Galatasaray'a teknik direktör olarak geldiği ilk sezon; 1984-85'ti. Başlangıç, tam anlamıyla hayal kırıklığı oldu. Ligdeki ilk karşılaşmasında, İstanbul'da, Denizlispor'a 1-0 mağlup olarak işe başladı. Balkan Kupası'nda Yunan takımı Iraklis'ten beş yedi. (5-1)
O sezon; Fenerbahçe, Beşiktaş, Trabzonspor ve Ankaragücü'nün ardından ligi 5. olarak tamamladı. Buna rağmen Galatasaray, "git" demedi. Bir sezon sonra da yine şampiyon olamadı. Tek farkı, namağlup ikinci olarak tarihe geçti.
Türkiye'de şampiyonluk dışında her şeyin başarısız sayıldığı bir ortamda, iki sezonu zirvenin dışında tamamladı dönemin "Special one"ı Jupp Derwall... Fakat, iki yıllık sabrın karşılığını, üçüncü sezonunda şampiyon olarak verdi "o koca Alman"... Üstelik, "işim bitti, gidiyorum" demedi, Galatasaray da, "güle güle" hiç demedi.
Bu kez teknik direktör değildi, ama "Büyük Mustafa"dan, büyük teknik adam Mustafa Denizli'ye geçişine omuz atacaktı Derwall... Ayrıldığında ise, kendisi çoktan Galatasaray'ın da efsanesi olmuştu bile...

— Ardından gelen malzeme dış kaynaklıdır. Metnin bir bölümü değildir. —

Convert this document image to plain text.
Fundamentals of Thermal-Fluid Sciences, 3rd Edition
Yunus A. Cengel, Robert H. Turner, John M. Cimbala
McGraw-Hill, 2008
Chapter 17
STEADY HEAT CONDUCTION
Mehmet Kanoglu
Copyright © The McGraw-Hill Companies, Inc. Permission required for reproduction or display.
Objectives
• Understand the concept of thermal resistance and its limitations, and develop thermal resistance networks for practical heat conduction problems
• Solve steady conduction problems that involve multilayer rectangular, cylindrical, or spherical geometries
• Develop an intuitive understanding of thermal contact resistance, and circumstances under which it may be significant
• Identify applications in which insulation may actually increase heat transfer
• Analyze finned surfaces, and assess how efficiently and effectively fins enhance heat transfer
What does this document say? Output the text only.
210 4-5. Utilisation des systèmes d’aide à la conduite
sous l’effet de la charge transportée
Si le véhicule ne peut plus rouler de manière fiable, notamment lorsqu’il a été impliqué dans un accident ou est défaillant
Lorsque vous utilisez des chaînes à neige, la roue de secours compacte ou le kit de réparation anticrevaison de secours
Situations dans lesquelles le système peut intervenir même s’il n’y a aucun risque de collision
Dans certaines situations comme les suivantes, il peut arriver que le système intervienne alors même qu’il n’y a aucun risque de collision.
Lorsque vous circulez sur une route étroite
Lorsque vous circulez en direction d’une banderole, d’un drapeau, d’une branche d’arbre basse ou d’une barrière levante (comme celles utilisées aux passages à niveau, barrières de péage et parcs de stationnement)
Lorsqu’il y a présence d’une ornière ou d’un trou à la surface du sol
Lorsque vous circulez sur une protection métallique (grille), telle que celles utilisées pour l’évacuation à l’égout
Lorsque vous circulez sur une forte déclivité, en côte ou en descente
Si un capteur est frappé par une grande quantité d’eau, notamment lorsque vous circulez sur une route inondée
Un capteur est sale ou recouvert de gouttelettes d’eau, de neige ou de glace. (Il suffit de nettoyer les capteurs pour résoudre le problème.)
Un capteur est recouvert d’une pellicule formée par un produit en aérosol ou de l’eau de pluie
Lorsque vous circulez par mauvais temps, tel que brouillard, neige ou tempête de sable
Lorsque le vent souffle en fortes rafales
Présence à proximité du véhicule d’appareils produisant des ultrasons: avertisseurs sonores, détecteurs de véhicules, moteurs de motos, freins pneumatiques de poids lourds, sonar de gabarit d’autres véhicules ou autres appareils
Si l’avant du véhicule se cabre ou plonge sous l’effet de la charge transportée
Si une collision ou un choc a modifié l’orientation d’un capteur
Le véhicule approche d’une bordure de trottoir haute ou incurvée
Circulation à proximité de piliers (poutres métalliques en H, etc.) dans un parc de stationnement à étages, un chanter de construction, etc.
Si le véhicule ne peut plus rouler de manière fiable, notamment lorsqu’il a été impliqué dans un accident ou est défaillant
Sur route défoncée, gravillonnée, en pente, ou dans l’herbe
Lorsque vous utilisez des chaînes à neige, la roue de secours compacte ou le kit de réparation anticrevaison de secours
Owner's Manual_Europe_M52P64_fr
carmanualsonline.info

1987-88 sezonunda Beşiktaş'ın teknik direktörlük koltuğuna oturdu, lig bitiminde ikinci olup, şampiyonluğu avucunun içinden kaçırdı.
Bir sonraki sezon, Onursal Başkan rahmetli Süleyman Seba'nın deyişiyle yine "şerefli ikincilik" geldi. Buna rağmen hoca değişmedi. Sabrın sonunun selamet olduğu elbet ortaya çıkacaktı. Çıktı da... 1989-90 sezonunda şampiyonluk onunla gelmiş, bir sonraki sezonda da zafer yenilenmişti. 1991-92'de namağlup tek şampiyon olarak tarihe geçmişti Beşiktaş... Üç yıl arka arkaya gelen zaferlerin ardından Galatasaray ile aynı puana sahip oldu ancak "şerefli ikincilik"e tamah etti Kartal... Beşiktaş'ın başında yine aynı isim vardı: İngiliz Gordon Milne...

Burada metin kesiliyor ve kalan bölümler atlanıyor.